EDITORIAL: City spending needs thought

Life for Nanaimo taxpayers is about to get a whole lot more expensive.

Life for Nanaimo taxpayers is about to get a whole lot more expensive.


Between the new South Fork water treatment facility, for which taxpayers will pay about $48 million ($22.5 million borrowed if it survives a referendum) of the $65-million cost, a new $16-million city annex, and the potential for $19 million to hook up a few hundred houses to sanitary sewers (at least $3 million was committed to hook up Green Lake), big ticket items are popping up almost daily.
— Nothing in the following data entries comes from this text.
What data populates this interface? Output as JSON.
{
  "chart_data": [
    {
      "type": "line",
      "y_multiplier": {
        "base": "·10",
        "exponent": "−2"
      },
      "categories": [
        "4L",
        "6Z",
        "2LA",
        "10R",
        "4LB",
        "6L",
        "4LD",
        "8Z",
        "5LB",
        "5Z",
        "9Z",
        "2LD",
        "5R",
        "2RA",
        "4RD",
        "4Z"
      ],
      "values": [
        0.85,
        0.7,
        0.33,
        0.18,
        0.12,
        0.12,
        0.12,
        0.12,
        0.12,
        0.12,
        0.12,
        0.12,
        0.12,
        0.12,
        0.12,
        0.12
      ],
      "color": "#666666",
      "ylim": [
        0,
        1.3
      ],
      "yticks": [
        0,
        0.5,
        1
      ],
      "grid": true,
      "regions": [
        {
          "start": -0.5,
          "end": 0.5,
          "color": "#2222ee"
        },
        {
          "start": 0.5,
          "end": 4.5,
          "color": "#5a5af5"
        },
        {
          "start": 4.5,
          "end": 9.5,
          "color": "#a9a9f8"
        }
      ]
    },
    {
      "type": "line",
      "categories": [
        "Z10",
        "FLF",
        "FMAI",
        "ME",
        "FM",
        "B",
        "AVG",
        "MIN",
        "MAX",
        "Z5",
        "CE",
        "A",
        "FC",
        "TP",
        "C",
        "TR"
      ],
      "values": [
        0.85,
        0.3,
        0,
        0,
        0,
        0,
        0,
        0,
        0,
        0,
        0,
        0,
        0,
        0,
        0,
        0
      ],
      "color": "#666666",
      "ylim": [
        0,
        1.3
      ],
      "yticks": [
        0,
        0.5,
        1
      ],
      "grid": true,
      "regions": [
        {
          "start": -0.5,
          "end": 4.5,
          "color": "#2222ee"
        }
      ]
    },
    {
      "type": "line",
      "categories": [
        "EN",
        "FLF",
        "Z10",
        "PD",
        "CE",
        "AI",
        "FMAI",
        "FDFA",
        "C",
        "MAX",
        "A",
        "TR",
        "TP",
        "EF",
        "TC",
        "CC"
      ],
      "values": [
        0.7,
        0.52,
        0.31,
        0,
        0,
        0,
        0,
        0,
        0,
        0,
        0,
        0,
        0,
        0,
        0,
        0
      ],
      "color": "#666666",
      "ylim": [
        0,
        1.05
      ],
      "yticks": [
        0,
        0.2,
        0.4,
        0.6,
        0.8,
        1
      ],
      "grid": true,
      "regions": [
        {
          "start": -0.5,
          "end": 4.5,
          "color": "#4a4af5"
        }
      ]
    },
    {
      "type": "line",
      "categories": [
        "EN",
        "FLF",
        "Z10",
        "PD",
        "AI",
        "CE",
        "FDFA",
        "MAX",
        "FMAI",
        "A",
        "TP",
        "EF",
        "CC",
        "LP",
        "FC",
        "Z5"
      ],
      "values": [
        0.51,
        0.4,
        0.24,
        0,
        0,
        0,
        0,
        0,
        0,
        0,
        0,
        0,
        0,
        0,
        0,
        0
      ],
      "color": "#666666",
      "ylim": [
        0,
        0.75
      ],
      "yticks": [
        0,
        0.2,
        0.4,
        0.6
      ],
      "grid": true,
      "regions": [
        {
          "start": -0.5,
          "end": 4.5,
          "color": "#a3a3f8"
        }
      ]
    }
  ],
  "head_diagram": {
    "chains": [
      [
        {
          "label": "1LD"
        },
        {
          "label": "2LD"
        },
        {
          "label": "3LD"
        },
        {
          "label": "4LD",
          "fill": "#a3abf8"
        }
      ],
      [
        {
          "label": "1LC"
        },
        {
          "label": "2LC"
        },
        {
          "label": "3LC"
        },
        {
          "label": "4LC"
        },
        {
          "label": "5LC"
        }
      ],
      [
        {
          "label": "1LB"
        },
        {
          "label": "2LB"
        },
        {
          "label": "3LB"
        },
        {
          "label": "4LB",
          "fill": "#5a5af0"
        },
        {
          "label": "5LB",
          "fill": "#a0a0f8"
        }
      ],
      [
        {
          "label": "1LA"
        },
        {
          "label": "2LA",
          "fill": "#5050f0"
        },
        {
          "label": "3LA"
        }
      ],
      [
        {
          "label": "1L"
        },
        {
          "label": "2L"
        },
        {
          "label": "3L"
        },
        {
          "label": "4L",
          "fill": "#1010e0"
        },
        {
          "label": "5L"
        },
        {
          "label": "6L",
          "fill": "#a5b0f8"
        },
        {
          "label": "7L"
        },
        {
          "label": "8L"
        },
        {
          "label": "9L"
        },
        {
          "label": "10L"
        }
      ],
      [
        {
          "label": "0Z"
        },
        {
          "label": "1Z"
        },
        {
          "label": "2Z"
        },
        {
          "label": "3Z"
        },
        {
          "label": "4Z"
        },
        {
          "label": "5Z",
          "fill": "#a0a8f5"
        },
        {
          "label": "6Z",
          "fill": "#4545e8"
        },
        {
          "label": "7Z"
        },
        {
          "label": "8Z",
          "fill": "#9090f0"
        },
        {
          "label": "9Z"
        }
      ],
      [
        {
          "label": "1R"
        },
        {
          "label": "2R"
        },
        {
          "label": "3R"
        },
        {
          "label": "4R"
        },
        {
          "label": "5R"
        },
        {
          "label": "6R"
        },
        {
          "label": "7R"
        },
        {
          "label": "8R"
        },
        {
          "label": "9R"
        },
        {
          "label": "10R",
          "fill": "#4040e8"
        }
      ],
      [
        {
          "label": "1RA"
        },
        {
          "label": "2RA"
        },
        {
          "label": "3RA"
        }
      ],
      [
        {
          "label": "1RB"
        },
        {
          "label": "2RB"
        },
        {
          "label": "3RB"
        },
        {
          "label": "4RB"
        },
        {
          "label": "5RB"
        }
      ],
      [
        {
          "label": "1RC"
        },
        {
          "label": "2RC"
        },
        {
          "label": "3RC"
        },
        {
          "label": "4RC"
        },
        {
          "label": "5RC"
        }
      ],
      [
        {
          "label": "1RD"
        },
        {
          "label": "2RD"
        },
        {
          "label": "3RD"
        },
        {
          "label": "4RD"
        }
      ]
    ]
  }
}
Add an ongoing $5-million underfunding annually for water, sewer and road infrastructure, several buildings like the public works facility identified as needing serious upgrades or replacement, a projected 20-per cent increase over the next few years in tax rates, five per cent annually in water use rates, and a collective deep breath may be required.


What is also required is a step back by city council and staff. Instead of making decisions in isolation, as was done with the city annex, a ‘big picture’ map of efficiencies must be drawn up now to ensure the decisions will make sense in the future.


Can we combine the annex and public works building? Are there other ideas worth considering? By not addressing infrastructure needs today, how much more will it cost Nanaimo residents in the future?


These questions need to be seriously considered because as it sits, Nanaimo taxpayers are going to be tested heavily in the coming years.


And while council is paid to mull these questions, it is also an excellent opportunity for taxpayers to get involved, share ideas and visions, and move Nanaimo toward an efficient and affordable future.


Bad planning isn’t the reason for these necessary costs, but the potential for bad planning exists right now.


It will take the entire community to ensure we don’t bankrupt our future.